Evaluation Pt 2: Precision And Recall Curves

Gaining a better understanding of how well our network is performing

In our previous posts we have only been using the "accuracy" metric to determine how well our network is doing. There are a few more useful metrics to understand how well a classification system is performing. Imagine a case where you have a very imbalanced data set. If we put our decision boundary where the light blue line is and computed our accuracy we would be doing reasonably well. There are 20 total data points and we have correctly classified 18 of them, leaving us with an accuracy of 90%! We got an A in the class, we can go home right? Well not quite.

If you look at it, sure we are doing really well on the red data points, but pretty terrible on the blue data points. We only got one out of three blue data points correct. In fact, if we moved our guess way off into "no man's land" we would still be getting 85% correct simply by always guessing it should be a red data point. There are often times in machine learning where we are looking for a needle in a haystack. We are looking for one blue data point in a sea of red ones. If we always guessed "red" in a sea of "red data", sure, we might be 99% accurate, but this is not useful for the task at hand.

This is why understanding your dataset and metrics is important. Simply shooting for 99% accuracy is never a good idea. There are a few more metrics we can add in to solve for this, namely precision and recall.

Precision can be thought of as "given how many guesses you made, how many were correct?". Recall can be thought of as "given how many correct answers there were, how many did you guess on?".

Let's put this in terms of our MNIST problem. For each image in the MNIST database our network will produce a probability distribution for which number it thinks is contained in the image. Logging a single example we mights see the outputs and the targets as something like the following: This output is saying the net is 29.5% confident the image contains a 4, and 27.1% confident the image contains a 9, and pretty low confidence in all other values. It is easy to imagine why the net may be confused on this examples because 9s and 4s are pretty similar in shape.

When looking at SoftMax output distributions, it is often good to put a "confidence threshold" in for whether we should guess this value at all. Think about when the net is first learning from the data. It is producing outputs that look like this: Pretty much every guess is around 10% confident, because the network has no idea what it is seeing yet. Sure we might get some answers correct if you look at the max value, but should we really count it as correct if it is only 11% confident? Probably not.

A distribution where the highest value is much higher than the second highest is much more convincing that the net isn't just randomly guessing.
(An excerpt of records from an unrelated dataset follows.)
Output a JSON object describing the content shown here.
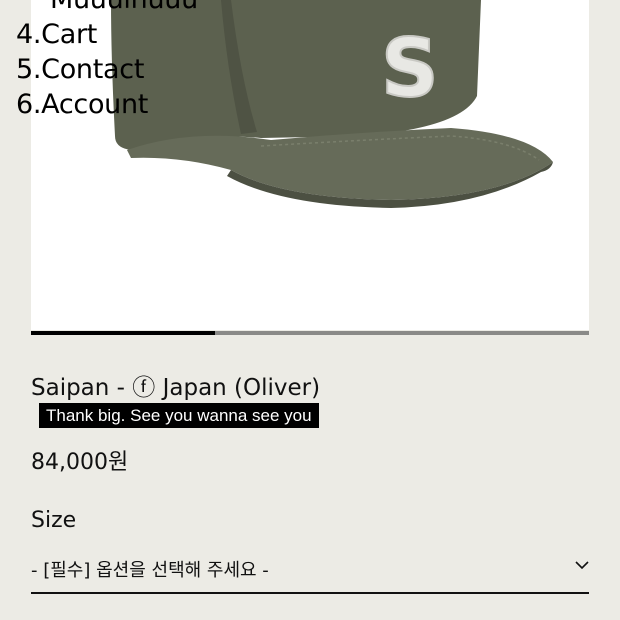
{
  "nav": {
    "partial_item": "Muuulhuuu",
    "items": [
      "4.Cart",
      "5.Contact",
      "6.Account"
    ]
  },
  "product": {
    "image_icon": "olive-baseball-cap-with-S-logo",
    "image_slider_progress": 0.33,
    "name": "Saipan - ⓕ Japan (Oliver)",
    "caption": "Thank big. See you wanna see you",
    "price": "84,000원"
  },
  "options": {
    "size_label": "Size",
    "size_select_value": "- [필수] 옵션을 선택해 주세요 -",
    "select_icon": "chevron-down-icon"
  },
  "colors": {
    "background": "#ecebe5",
    "cap_olive": "#5a5f4f",
    "text": "#111111"
  }
}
For example this next output is 55% confident the answer is 4 and only 22% confident it is a 9. Taking this intuition about our outputs and targets into account, let's go back to our definitions of precision and recall.

Let's say we define a confidence threshold of 0.5, meaning the network has to be 50% confident in this answer for us to even consider it. This means we will not even guess on images we are not sure on, but when we do guess, we are much more likely to be correct. This means our precision will be higher, given our definition of "out of the guesses you made, how many were correct?".

What about recall? Recall was defined as "given how many correct answers there were, how many did you guess on?". Since we are now not even guessing on images where we are not confident, this means our recall will be lower. A plot of precision vs. recall at different confidence levels may look like the following: You may have a precision of 85%, but this may mean your recall is only 30%. Meaning when you do guess, you are right 85% of the time, but you only found 30% of the correct answers.

It is always a balance finding the optimal precision and recall. It usually depends on the problem you are trying to solve. For example, imagine you are making decisions in a hospital, that effect peoples lives. You will probably tend towards high precision diagnosis, rather than high recall. It is important that when you tell someone they have cancer, you are right. It would be really bad if you told someone they had cancer and they didn't, just because you wanted to improve your probability of finding someone with cancer.

On the other hand, consider a search engine like Google. It is probably more important to them to have high recall, rather than high precision.